Ya en 1952 publica un libro en Madrid, su Introducción a las ciencias sociales, y tres años después la nueva Revista de Occidente presentará a los lectores españoles su Historia de macacos. A partir de 1965 sus obras de ficción, aún con vetos que la censura se negó a relajar (y que afectaron sobre todo a La cabeza del cordero y El as de bastos, aunque por motivos bien diferentes), comenzaron a ser accesibles aquí. Su regreso no supuso, por consiguiente, el trauma insuperable que supuso para su amigo Max Aub, desgarrado por la evidencia de una España que había evolucionado treinta años sin ellos, sin los perdedores, y en la que sólo pudo percibir olvido.
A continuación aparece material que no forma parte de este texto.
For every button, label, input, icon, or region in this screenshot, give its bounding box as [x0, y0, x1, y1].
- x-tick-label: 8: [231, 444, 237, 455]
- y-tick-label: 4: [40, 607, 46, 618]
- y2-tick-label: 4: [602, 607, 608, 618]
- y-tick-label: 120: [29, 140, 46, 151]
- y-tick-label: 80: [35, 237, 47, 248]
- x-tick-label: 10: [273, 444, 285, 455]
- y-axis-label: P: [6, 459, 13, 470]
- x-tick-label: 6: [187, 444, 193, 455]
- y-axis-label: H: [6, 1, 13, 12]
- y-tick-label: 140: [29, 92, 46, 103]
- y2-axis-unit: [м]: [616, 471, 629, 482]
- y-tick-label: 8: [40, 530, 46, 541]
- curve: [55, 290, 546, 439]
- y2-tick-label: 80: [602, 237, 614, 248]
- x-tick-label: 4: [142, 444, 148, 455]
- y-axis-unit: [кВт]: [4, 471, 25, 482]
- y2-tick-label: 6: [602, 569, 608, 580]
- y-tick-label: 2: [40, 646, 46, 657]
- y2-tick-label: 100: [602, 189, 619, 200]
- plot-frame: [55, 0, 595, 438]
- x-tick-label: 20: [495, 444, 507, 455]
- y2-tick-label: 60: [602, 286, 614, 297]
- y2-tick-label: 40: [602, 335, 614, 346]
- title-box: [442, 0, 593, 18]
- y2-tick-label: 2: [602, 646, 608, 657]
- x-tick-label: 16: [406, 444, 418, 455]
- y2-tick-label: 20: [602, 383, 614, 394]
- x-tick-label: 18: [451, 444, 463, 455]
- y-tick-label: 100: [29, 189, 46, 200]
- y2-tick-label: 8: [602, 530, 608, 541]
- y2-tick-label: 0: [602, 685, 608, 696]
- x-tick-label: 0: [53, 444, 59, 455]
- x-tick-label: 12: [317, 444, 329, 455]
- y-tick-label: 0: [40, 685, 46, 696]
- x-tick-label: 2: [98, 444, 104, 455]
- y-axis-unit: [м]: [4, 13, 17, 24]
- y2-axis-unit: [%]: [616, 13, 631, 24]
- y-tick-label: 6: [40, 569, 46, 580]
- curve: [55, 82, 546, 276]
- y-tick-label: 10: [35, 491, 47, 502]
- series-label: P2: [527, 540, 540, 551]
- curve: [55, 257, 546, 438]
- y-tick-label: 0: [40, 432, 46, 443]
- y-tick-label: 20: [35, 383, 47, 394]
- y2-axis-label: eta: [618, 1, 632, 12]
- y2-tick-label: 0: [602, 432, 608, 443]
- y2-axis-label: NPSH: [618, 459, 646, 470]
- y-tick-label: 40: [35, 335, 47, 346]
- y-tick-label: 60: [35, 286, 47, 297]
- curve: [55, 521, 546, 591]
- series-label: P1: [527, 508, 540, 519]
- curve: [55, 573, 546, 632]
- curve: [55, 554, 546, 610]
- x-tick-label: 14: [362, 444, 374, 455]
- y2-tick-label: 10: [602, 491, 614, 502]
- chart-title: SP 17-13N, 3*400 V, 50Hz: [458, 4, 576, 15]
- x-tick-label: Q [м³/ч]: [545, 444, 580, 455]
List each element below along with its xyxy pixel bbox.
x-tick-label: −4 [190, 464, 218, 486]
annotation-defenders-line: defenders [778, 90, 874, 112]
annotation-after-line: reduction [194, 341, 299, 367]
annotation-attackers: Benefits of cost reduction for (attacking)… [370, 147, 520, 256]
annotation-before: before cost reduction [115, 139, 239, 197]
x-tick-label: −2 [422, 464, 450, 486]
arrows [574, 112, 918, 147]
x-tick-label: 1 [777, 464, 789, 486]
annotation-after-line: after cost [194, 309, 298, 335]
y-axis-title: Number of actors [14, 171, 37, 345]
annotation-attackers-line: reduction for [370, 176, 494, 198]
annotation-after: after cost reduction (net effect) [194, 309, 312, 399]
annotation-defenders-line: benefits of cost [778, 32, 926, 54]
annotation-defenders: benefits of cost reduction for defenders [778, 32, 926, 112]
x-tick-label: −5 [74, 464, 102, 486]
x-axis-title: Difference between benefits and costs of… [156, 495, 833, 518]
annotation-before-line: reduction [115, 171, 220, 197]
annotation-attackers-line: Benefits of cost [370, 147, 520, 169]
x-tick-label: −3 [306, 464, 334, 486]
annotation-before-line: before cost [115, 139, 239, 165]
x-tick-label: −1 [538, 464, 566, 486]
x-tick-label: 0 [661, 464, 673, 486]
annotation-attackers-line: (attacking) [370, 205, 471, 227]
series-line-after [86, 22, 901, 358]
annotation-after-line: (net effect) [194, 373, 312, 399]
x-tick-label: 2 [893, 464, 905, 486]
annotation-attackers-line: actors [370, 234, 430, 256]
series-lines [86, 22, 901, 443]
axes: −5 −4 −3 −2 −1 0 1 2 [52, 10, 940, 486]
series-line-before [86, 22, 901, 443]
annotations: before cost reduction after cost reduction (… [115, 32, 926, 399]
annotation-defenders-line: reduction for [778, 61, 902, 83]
Aquella dramática constatación de 1969: “he venido pero no he vuelto”, según la cual Max Aub se despedía casi al mismo tiempo que llegaba, hubiera sido imposible en Ayala. Ayala volvió para quedarse, aunque no para acomodarse: mantuvo su actividad en el exterior (durante los 60 y primeros 70 continuó su docencia universitaria en los USA) y su identidad republicana y crítica. Al llegar la transición fijó definitivamente su residencia en Madrid y ocupó su lugar de lúcido comentarista en los medios de comunicación. Los años 80 vieron aparecer una de sus obras fundamentales, sus Recuerdos y olvidos (1982-83), disección de toda una época más que escritura del yo, al que se otorgó el Premio Nacional de Literatura. También comenzó a recibir el reconocimiento público más oficial: el sillón en la Real Academia, el Premio Nacional de las Letras, el Miguel de Cervantes, el Príncipe de Asturias…
Ayala no se corresponde pues con los modelos de intelectual que han prevalecido en el siglo pasado. Es quizá un prototipo más escaso en la tradición española que en la germánica, un prototipo de intelectual burgués (él mismo se califica así, seguramente aludiendo a su modo de vida y a sus gustos refinados), de excelente formación humanista y dominio de la alta cultura europea, con conocimientos a la vez especializados (en derecho político y sociología) y extensos (en pintura, en música, en cine, en literatura y teoría literaria…), con una actividad versátil y diversificada (la cátedra, el trabajo político institucional, el libro, el periodismo…), y con una actitud siempre inteligente, sutilmente irónica, algo desdeñosa y más crítica que doctrinaria. Afianzado sobre su ideario liberal y progresista, e independiente de cualquier opción política de partido, está muy lejos de reconocerse en los límites o en las afueras del sistema, sea en nombre de una utopía revolucionaria sea en nombre de la convocatoria de Adorno o de Foucault a no colaborar, a convertir la crítica en negación, en resistencia generalizada al sistema. Un sistema, el de la sociedad democrática occidental, que asumió como marco general y frente al cual ha mantenido una trayectoria de cooperación progresista y crítica, basada en los presupuestos de una racionalidad limitada por la ética y vertebrada por la idea de libertad.
En todo caso, y en este siglo que comienza, su figura compone una referencia admirable.